With the line in the location shown in the figure, we can see that the model has the same True Positive Rate for both populations — grey and black (50%). But as a result, the False Positive Rate is higher for the grey individuals (2/8). Thus while the ProPublica finding is true — the False Positive Rate of COMPAS is higher for Black defendants — the only way to even this out would be to shift the classification threshold for the black outlines over, as illustrated in Figure 2 from her paper:
This balances the False Positive Rates for the two groups, but in doing so results in the True Positive Rate being lower for the black outlines.
Can we do better? Well, we could get equal True Positive Rates and False Positive Rates, but only by accepting differential False Negative rates, as illustrated in Mayson’s Figure 3:
As Mayson writes:
As this example illustrates, if the base rate of the predicted outcome differs across racial groups, it is impossible to achieve (1) predictive parity; (2) parity in false-positive rates; and (3) parity in false-negative rates at the same time (unless prediction is perfect, which it never is).
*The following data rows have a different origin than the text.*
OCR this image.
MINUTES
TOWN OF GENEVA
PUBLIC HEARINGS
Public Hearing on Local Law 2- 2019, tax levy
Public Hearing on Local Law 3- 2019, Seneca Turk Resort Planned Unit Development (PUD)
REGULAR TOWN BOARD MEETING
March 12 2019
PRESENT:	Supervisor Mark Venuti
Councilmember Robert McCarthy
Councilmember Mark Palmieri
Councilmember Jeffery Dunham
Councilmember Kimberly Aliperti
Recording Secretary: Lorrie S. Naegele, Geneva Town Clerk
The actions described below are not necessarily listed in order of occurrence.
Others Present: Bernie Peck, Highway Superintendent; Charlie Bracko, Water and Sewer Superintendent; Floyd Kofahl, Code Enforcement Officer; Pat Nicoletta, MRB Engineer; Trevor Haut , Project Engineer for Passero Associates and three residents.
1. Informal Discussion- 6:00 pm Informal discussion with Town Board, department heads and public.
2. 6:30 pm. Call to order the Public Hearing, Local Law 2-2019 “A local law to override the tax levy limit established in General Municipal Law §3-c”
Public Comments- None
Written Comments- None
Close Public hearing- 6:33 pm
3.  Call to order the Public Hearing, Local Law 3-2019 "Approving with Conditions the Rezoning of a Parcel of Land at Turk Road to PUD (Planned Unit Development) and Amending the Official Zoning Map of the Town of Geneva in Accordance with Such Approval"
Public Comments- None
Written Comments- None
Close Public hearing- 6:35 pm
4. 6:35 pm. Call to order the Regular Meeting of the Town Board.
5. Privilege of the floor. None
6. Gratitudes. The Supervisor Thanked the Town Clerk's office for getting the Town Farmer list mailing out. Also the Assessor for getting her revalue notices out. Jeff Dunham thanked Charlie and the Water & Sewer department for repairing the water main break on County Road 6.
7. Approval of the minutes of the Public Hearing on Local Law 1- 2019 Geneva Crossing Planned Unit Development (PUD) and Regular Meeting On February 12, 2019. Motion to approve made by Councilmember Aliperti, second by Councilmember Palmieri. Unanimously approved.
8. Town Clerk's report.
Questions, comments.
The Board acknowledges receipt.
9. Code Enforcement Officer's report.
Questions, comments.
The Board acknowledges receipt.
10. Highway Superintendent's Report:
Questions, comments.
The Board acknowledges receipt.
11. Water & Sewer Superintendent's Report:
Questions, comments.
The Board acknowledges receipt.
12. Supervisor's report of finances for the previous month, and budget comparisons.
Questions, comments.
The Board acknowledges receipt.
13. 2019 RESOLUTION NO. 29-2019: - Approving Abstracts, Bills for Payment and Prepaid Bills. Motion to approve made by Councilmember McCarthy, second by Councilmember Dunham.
Computer scientists have provided mathematical proofs of this fact.[4] When base rates differ, we must prioritize one of these metrics at the expense of another. Race neutrality is not attainable.
Note
Please note that in the discussion of imbalanced recitivism arrest rates, I said arrested for recitivism — a huge problem with all of these risk assessment models is that we know from many studies that even in situations where Black and White Americans commit crimes at similar rates (like drug use), Black Americans are substantially more likely to be arrested for those crimes. Thus, an imbalance in arrests for recitivism do not necessarily imply differences in actual recitivism.
Indeed, this form of inequity is also a problem on the input side — Risk Assessment models take into account whether a defendant has prior convictions, but given Black Americans are more likely to be arrested even in situations where were know criminal behavior occurs at similar rates for Black and White Americans, and Black Americans are likely to have lower-incomes and thus less likely to have lawyers who can get charges dismissed, these models tend to treat them as higher risk.
So what is the right answer? Well, there isn’t one — each of these different schemes is defensible under different ethical frameworks. And that’s the problem — there’s no algorithm or machine learning metric that can tell you the “right” answer in a situation like this — it requires critical thought, engagement with Proscriptive Questions, and careful discussion with your stakeholder.